“第三枚,记载‘冲突调解机制与案例’。”顾思诚的声音变得柔和了一些,“百族初盟,矛盾未消。牧场之争,水源之争,灵药之争,议席之争——这些矛盾不会因为一纸盟约就消失。此玉简中有我从神洲稷下学宫学来的调解之法,有佛门‘放下屠刀’的智慧,有太上道宗‘上善若水’的哲理。也有我们在霸洲这三个月的案例——白罴族的崇人与尚妖之争,血爪族的狂化药剂之祸,裂空族的依附与独立之辩。每一个案例,都有起因,有经过,有结果,有教训。你拿着它,以后调解矛盾时,或许能用上。”
周行野接过第三枚玉简,手指微微颤抖。这三个月,他一直在战斗,在布阵,在救人。他以为顾思诚也在做同样的事。但他不知道,顾思诚还在记录,还在总结,还在为霸洲的未来思考。每一场争吵,每一次谈判,每一个妥协,都被他记了下来。每一个部落的诉求,每一个首领的顾虑,每一个战士的梦想,都被他记了下来。这不是阵法,不是丹药,不是法宝。这是——智慧。是昆仑给霸洲最珍贵的礼物。
“师兄……”周行野的声音有些哽咽,“你什么时候做的这些?”
顾思诚微笑,笑容中有一丝疲惫,也有一丝释然:“在你们睡觉的时候。在你们布阵的时候。在你们战斗的时候。在你们救治伤员的时候。三个月,够做很多事了。”
周行野紧紧握着三枚玉简,深深一躬:“师兄,谢谢你。”
顾思诚扶起他,拍了拍他的肩膀:“谢什么?你留在这里,替我们看着霸洲。三十年后,我们回来接你。”

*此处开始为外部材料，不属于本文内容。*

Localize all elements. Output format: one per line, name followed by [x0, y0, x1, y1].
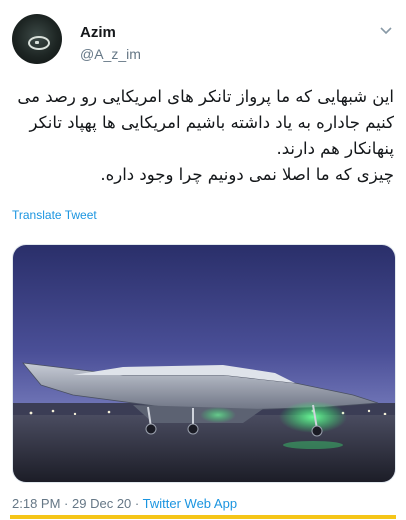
tweet-meta: 2:18 PM · 29 Dec 20 · Twitter Web App	[12, 496, 237, 511]
meta-separator-1: ·	[64, 496, 69, 511]
drone-photo	[13, 245, 395, 482]
chevron-down-icon[interactable]	[378, 22, 394, 38]
display-name[interactable]: Azim	[80, 24, 116, 41]
avatar-dot	[35, 41, 39, 44]
tweet-line-1: این شبهایی که ما پرواز تانکر های امریکای…	[17, 87, 394, 158]
tweet-text: این شبهایی که ما پرواز تانکر های امریکای…	[12, 84, 394, 188]
tweet-media-image[interactable]	[12, 244, 396, 483]
avatar-ring	[28, 36, 50, 50]
meta-separator-2: ·	[134, 496, 140, 511]
tweet-source-link[interactable]: Twitter Web App	[143, 496, 237, 511]
tweet-date[interactable]: 29 Dec 20	[72, 496, 131, 511]
tweet-line-2: چیزی که ما اصلا نمی دونیم چرا وجود داره.	[100, 165, 394, 184]
tweet-time[interactable]: 2:18 PM	[12, 496, 60, 511]
highlight-underline	[10, 515, 396, 519]
translate-tweet-link[interactable]: Translate Tweet	[12, 208, 97, 222]
tweet-header: Azim @A_z_im	[12, 14, 394, 66]
user-avatar[interactable]	[12, 14, 62, 64]
user-handle[interactable]: @A_z_im	[80, 46, 141, 62]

周行野笑了,笑容中有释然,也有期待:“好。三十年后,我一定会突破入化神。到时候,我跟你们去渊洲,去任何地方。”
岩罡在旁边听着,忽然插嘴:“周先生,三十年后,我送你回昆仑!不管多远,我都送!”
潘塔也笑了:“到时候,我白罴族最好的工匠,给你打造一艘飞舟。裂空族最好的药师,给你炼制一路上的丹药。血爪族最好的骑手,给你当护卫。霸洲人,不会忘记恩人。”
夕阳西下,将祖灵岩染成一片金红。周行野站在祖灵岩前,手持镇岳杖,身披土黄色的灵光,如同一座移动的山脉。他的身后,是岩心、潘塔、岩罡等撼山族的首领。他的左手边,是啸山、铁掌、苍牙等血爪族的首领。他的右手边,是锐风、云栖、铁羽等裂空族的首领。三族百部,数千战士,站在夕阳下,看着他们的守护者。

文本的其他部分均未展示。